I’ve known many moms to clean it with their own mouths. It’s not at all uncommon. That said, I never did it. Not because I was worried about my spit in the baby’s mouth, but because I didn’t want dirt from the floor in mine. I just carried spares.

Cupcake's avatar

There are pacifier wipes that have food-grade ingredients (and no alcohol). I had a sample pack, but my little guy didn’t like the taste. He gave up pacifiers before he started solid food, so I didn’t retry the wipes.

augustlan's avatar

BTW, our kids didn’t like pacifiers (they were all thumb-suckers, like I was), so I was referring to bottle nipples when I said I carried spares.

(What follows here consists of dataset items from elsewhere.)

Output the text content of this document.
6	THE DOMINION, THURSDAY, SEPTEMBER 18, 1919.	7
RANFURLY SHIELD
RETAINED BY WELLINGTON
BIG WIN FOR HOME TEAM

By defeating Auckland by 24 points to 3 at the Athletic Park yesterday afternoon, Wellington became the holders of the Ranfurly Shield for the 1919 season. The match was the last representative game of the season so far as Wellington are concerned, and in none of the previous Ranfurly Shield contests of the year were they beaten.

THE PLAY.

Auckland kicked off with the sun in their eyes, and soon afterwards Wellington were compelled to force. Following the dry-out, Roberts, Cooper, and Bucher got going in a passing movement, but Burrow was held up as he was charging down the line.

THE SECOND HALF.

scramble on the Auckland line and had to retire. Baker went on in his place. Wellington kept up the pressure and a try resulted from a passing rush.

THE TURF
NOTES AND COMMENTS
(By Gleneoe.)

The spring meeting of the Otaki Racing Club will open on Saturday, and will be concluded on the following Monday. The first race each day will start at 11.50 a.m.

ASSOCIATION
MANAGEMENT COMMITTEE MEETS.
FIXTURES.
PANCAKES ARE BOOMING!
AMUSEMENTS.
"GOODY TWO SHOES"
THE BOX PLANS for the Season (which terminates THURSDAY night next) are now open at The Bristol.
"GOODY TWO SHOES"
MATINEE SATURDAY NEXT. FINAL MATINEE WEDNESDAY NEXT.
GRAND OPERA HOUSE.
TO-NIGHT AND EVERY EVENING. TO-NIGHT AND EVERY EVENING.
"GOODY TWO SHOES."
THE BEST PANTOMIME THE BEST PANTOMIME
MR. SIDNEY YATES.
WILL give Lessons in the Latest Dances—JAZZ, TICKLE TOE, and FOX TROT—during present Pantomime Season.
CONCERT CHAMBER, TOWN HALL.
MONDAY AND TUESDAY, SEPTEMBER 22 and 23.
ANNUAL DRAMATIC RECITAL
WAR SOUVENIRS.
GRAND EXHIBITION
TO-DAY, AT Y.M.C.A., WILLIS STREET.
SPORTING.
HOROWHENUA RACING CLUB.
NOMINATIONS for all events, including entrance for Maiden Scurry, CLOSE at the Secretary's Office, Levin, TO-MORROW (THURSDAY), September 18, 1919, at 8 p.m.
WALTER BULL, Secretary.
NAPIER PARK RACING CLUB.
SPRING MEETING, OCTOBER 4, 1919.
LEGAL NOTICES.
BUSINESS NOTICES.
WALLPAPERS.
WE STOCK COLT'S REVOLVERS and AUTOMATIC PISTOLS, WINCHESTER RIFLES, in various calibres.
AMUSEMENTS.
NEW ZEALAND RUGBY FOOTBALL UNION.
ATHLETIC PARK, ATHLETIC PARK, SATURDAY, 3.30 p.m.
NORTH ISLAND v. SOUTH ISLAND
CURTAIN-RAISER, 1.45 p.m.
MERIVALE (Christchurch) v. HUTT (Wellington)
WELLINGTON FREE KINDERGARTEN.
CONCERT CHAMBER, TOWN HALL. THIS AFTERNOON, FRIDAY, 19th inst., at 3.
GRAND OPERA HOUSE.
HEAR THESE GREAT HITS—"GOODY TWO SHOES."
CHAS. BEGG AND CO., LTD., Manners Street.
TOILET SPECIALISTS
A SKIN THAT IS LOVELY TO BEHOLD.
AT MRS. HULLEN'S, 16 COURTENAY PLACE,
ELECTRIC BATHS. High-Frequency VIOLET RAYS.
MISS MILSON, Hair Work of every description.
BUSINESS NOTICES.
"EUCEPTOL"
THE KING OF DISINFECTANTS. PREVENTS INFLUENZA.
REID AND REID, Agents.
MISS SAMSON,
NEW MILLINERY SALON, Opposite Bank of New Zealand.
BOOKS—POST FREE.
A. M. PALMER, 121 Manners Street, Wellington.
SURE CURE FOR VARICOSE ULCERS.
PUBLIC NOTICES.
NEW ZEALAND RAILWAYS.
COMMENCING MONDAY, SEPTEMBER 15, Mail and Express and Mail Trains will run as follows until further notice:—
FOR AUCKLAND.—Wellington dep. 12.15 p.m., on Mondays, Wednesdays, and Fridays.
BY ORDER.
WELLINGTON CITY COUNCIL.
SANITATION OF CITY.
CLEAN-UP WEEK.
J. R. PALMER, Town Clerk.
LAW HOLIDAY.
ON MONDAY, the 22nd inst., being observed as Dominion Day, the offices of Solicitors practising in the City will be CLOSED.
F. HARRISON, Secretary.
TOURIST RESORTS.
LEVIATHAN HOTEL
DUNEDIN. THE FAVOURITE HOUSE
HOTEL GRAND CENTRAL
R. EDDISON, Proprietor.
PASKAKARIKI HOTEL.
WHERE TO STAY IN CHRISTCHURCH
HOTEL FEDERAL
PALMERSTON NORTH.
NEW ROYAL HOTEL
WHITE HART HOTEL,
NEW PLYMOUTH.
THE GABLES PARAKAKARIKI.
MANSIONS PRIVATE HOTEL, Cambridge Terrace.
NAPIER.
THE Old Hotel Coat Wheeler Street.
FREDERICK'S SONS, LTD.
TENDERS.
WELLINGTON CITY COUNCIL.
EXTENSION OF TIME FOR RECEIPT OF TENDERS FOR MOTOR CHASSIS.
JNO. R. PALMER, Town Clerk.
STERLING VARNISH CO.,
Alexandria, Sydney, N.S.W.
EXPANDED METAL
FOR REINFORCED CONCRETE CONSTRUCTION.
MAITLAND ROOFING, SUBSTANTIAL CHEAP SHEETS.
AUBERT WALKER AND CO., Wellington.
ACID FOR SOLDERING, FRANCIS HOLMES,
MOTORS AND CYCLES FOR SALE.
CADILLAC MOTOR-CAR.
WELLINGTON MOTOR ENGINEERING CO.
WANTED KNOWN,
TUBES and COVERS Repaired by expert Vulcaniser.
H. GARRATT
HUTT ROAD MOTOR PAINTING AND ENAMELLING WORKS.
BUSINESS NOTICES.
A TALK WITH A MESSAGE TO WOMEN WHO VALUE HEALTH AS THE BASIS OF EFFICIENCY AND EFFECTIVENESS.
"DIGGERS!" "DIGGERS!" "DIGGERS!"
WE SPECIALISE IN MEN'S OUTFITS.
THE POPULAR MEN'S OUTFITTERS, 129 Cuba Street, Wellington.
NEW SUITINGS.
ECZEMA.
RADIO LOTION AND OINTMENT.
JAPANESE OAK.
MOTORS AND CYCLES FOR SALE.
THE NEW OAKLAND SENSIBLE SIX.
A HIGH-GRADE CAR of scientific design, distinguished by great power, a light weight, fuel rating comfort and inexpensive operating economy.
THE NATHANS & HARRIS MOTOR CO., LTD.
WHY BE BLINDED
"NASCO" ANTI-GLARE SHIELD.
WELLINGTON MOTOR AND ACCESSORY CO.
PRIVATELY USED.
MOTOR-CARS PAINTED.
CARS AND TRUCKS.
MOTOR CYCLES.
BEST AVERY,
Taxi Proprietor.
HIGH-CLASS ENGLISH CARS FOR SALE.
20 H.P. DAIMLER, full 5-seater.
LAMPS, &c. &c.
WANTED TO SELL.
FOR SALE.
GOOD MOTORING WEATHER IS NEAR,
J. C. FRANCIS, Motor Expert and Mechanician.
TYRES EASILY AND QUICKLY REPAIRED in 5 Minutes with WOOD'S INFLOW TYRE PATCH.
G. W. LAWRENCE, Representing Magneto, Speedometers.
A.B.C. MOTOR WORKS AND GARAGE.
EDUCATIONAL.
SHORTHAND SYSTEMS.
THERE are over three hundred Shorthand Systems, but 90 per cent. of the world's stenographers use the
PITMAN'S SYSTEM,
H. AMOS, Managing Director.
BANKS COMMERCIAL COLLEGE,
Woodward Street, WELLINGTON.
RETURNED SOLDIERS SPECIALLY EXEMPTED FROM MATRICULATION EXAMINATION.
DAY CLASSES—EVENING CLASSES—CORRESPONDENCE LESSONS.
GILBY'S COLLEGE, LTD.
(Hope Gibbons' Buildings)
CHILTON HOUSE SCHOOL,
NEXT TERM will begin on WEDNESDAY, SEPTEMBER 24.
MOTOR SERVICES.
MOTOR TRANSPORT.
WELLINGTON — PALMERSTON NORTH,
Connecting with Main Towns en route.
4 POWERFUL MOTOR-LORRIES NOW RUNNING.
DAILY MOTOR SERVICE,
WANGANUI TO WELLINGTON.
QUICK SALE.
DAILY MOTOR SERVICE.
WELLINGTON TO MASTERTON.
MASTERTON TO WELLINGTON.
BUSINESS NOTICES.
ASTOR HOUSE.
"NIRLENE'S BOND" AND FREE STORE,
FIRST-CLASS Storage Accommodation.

Simone_De_Beauvoir's avatar

@flo The thing is, you’re right, it’s just one study but it has many other studies attached to it in terms of what the study is about – maternal biology—>immune systems. So it’s not just one study. Even if it was, most people would react kind of like you, they’d say ‘that’s gross’ and wouldn’t change their parenting styles. Other moms who do clean it with their mouths would still do it, but not because of the study.

flo's avatar

It is not just because it is one study, the whole idea of telling people to feed their spit to the baby, and encouraging adults to essentially to lick the floor is incredible. In this age of advanced state of everthing? omg.

augustlan's avatar

@flo There really is quite a bit of evidence mounting up that we’d all be better off if we weren’t quite so clean/germaphobic. Allergies and auto-immune diseases are probably just the tip of the iceberg.

flo's avatar

Some people’s “too clean” is other people’s too filthy.